BigQuery basics

Mohamed Niang
4 min readMay 17, 2021

BigQuery is a petabyte-scale analytics data warehouse that you can use to run SQL queries over vast amounts of data in near realtime. This page shows you how to get started with the Google BigQuery API using the Python client library.

Import the libraries used in this tutorial

from google.cloud import bigquery
import pandas

Initialize a client

To use the BigQuery Python client library, start by initializing a client. The BigQuery client is used to send and receive messages from the BigQuery API.

Client project

The bigquery.Client object uses your default project. Alternatively, you can specify a project in the Client constructor. For more information about how the default project is determined, see the google-auth documentation.

Client location

Locations are required for certain BigQuery operations such as creating a dataset. If a location is provided to the client when it is initialized, it will be the default location for jobs, datasets, and tables.

Run the following to create a client with your default project:

client = bigquery.Client(location="US")
print("Client creating using default project: {}".format(client.project))

To explicitly specify a project when constructing the client, set the project parameter:

# client = bigquery.Client(location="US", project="your-project-id")

Run a query on a public dataset

The following example queries the BigQuery usa_names public dataset to find the 10 most popular names. usa_names is a Social Security Administration dataset that contains all names from Social Security card applications for births that occurred in the United States after 1879.

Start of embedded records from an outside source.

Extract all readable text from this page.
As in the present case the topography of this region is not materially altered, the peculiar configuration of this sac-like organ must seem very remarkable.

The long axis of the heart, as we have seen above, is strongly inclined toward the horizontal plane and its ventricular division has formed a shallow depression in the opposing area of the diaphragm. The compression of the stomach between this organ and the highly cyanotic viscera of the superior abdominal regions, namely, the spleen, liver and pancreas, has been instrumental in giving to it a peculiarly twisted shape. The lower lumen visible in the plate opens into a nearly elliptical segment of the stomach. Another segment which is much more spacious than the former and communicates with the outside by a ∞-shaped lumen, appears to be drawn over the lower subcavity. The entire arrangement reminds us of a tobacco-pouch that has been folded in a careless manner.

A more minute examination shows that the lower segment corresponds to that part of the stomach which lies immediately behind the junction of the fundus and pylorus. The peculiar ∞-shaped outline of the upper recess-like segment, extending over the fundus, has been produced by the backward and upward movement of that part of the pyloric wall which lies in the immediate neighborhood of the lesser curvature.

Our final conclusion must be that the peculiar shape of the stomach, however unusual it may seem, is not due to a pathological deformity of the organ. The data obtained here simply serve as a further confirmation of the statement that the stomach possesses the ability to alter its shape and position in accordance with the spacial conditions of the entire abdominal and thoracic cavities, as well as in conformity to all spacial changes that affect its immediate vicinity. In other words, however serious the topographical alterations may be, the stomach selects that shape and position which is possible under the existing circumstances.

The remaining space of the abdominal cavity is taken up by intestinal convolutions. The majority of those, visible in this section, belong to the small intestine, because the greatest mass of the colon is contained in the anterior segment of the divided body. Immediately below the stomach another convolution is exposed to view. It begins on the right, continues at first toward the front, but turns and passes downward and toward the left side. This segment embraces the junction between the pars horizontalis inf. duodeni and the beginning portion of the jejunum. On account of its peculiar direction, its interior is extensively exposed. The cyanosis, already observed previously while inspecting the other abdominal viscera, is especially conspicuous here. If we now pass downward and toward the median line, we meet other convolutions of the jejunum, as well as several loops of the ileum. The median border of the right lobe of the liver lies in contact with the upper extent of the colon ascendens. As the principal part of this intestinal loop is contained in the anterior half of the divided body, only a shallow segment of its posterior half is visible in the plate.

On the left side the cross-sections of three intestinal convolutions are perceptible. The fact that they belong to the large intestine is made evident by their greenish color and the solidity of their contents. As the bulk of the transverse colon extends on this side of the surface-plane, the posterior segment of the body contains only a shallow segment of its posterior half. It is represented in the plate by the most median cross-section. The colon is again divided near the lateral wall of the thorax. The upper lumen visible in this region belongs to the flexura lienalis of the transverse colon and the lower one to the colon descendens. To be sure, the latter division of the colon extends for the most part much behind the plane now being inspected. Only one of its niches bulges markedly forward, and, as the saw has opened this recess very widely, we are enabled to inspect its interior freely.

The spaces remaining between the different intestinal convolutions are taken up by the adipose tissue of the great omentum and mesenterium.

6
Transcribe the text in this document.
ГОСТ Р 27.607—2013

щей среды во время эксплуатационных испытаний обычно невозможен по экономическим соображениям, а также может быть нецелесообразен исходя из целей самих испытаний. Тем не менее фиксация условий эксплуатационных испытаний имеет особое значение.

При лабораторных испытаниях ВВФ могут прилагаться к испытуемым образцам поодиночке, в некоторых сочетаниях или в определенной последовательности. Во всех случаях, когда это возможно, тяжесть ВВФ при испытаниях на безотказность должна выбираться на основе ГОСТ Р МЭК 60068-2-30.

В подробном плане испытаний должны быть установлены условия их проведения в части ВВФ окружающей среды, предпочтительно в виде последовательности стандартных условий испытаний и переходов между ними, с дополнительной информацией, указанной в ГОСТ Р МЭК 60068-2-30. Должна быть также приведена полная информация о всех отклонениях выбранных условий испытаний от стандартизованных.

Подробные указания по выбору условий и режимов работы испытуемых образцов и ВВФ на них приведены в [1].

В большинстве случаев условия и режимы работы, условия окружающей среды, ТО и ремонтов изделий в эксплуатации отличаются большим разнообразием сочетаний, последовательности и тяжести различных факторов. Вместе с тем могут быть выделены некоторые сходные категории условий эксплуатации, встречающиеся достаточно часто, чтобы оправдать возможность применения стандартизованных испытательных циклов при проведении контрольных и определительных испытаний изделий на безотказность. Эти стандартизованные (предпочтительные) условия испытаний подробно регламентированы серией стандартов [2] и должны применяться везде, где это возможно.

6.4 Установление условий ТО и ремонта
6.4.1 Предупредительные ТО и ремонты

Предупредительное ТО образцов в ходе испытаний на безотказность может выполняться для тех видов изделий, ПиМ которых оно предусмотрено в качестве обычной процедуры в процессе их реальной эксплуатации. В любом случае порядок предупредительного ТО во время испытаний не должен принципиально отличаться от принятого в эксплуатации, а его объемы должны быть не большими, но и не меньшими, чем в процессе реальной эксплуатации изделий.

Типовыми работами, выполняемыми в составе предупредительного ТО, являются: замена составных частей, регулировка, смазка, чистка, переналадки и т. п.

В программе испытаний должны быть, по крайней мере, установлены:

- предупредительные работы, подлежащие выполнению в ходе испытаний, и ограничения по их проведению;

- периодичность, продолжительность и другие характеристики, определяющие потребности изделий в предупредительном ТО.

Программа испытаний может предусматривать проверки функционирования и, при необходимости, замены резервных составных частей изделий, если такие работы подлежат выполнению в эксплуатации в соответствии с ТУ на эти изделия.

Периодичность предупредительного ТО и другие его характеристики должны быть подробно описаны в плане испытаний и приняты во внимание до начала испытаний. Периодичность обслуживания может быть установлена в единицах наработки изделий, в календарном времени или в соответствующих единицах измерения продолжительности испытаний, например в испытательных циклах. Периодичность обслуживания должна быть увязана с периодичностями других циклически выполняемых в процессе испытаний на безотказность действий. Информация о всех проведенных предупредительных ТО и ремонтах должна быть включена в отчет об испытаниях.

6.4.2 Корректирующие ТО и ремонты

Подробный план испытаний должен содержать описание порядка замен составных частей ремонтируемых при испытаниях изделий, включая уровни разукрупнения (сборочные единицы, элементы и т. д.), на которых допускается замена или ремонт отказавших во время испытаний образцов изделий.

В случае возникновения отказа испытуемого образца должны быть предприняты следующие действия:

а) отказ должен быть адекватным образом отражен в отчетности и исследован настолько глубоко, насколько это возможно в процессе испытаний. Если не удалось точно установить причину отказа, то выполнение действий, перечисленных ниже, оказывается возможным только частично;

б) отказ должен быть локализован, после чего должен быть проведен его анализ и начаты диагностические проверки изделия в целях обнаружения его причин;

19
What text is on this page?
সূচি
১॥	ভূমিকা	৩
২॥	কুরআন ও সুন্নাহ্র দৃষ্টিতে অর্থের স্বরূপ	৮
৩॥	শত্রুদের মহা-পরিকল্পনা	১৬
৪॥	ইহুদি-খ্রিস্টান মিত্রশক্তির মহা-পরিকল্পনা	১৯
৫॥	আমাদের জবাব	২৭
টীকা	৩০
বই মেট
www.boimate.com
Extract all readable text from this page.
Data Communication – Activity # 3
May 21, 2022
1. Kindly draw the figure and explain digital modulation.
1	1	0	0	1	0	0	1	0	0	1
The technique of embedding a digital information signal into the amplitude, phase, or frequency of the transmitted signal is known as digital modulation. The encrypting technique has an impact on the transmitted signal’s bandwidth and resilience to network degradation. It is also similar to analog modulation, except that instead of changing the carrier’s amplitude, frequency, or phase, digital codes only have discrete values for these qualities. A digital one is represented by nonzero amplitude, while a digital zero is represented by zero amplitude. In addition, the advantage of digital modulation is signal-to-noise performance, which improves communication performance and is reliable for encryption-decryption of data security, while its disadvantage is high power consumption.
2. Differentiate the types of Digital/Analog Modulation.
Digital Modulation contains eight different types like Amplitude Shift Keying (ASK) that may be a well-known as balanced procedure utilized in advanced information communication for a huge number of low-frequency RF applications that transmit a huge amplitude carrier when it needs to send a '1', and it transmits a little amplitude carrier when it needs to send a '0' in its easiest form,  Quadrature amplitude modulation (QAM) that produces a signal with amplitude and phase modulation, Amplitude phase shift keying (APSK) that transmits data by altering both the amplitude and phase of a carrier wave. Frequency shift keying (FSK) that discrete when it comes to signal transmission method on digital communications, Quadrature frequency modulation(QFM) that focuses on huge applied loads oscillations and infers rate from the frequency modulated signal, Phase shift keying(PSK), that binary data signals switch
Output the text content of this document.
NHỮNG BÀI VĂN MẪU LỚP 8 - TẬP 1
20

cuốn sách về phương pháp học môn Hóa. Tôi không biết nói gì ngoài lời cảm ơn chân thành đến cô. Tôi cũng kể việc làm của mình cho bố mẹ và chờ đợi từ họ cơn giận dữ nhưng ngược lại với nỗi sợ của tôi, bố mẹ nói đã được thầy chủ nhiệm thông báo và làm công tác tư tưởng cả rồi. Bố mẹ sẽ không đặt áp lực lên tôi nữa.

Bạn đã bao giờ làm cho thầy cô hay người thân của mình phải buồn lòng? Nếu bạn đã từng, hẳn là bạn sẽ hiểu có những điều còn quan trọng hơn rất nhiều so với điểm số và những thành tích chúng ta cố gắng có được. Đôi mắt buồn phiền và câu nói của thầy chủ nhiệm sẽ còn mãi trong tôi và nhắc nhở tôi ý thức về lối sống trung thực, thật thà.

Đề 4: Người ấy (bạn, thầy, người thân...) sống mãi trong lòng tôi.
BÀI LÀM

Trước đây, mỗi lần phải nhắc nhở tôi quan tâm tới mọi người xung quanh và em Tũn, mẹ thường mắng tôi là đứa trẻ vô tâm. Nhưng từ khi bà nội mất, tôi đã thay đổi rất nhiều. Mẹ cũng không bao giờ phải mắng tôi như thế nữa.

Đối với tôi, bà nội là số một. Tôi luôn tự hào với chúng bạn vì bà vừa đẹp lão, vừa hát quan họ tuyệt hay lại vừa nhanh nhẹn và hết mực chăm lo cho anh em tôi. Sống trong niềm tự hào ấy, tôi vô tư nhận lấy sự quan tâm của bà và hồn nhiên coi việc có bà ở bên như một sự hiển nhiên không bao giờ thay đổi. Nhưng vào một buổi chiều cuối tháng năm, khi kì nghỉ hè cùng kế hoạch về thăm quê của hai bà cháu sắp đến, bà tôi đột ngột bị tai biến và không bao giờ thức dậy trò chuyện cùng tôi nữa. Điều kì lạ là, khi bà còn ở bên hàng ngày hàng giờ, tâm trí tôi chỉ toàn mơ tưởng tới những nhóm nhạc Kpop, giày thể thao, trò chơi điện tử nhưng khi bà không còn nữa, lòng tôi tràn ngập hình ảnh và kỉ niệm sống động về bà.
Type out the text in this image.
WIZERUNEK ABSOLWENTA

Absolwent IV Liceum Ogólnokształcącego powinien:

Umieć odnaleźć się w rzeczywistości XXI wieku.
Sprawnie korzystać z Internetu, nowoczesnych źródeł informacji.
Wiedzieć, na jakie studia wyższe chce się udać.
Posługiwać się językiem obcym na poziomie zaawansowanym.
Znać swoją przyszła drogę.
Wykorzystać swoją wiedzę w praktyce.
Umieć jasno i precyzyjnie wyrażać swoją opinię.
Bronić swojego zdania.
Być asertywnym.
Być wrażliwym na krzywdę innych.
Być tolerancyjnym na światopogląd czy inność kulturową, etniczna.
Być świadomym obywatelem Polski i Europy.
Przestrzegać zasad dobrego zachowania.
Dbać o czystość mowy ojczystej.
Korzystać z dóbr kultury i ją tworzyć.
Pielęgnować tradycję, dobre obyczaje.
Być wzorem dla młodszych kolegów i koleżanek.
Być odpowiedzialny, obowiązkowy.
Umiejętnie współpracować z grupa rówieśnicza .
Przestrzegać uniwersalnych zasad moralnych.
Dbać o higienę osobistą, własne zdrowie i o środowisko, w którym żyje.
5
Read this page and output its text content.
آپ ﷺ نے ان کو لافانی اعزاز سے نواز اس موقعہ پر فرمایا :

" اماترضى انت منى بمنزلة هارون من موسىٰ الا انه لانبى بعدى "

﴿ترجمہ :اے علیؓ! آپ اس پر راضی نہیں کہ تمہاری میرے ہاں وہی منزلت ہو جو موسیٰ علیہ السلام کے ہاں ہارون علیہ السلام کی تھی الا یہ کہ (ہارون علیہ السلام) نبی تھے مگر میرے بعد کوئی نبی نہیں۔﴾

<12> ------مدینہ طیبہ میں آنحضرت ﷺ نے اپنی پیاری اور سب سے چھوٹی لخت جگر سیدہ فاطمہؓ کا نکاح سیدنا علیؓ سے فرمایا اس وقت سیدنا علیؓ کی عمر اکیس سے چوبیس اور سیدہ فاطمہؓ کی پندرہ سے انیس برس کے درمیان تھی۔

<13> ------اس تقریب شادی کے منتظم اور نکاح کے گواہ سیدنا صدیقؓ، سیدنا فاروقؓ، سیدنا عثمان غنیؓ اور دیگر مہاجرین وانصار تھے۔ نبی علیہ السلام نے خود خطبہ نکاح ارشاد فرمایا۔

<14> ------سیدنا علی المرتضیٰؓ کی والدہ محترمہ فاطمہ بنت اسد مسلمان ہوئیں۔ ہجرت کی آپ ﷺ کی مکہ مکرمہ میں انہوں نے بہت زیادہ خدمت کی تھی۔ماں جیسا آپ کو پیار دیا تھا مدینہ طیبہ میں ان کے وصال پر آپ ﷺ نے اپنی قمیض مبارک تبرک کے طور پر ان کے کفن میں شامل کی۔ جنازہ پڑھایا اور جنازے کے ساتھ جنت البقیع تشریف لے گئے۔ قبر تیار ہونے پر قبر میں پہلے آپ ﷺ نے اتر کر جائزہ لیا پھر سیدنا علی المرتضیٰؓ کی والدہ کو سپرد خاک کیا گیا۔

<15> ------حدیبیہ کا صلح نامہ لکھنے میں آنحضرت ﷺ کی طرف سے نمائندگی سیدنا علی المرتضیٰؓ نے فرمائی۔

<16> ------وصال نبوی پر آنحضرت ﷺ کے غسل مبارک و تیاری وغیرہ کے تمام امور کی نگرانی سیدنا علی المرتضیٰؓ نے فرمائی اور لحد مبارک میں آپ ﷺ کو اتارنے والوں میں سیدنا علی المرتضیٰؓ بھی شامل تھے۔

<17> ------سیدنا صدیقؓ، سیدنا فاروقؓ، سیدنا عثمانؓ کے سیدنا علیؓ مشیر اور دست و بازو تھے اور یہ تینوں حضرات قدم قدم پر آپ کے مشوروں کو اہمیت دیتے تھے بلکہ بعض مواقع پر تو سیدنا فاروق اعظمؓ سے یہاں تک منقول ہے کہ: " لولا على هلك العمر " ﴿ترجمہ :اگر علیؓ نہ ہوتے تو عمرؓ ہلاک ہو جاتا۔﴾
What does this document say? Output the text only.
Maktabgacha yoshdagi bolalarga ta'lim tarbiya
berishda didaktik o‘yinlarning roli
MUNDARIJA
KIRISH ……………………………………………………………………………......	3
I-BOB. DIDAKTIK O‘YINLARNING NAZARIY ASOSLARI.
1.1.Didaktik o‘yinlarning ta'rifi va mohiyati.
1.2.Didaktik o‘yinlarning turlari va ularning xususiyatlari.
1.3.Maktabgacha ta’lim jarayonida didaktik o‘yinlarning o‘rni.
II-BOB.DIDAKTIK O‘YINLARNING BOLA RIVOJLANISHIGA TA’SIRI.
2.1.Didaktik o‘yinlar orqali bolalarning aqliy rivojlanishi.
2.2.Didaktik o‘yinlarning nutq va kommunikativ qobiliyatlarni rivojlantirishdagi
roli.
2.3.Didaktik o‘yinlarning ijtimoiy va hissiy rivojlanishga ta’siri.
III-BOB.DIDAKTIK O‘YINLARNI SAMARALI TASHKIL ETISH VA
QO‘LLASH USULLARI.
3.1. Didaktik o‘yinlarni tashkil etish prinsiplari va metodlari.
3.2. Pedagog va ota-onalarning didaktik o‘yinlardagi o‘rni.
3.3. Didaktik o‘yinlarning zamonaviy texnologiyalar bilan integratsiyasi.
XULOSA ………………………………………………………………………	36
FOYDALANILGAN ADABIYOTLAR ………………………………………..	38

Use the Client.query method to run the query, and the QueryJob.to_dataframe method to return the results as a pandas DataFrame.

query = """
SELECT name, SUM(number) as total
FROM `bigquery-public-data.usa_names.usa_1910_current`
GROUP BY name
ORDER BY total DESC
LIMIT 10
"""
query_job = client.query(
query,
# Location must match that of the dataset(s) referenced in the query.
location="US",
) # API request - starts the query

df = query_job.to_dataframe()
df

Run a parameterized query

BigQuery supports query parameters to help prevent SQL injection when you construct a query with user input. Query parameters are only available with standard SQL syntax. Query parameters can be used as substitutes for arbitrary expressions. Parameters cannot be used as substitutes for identifiers, column names, table names, or other parts of the query.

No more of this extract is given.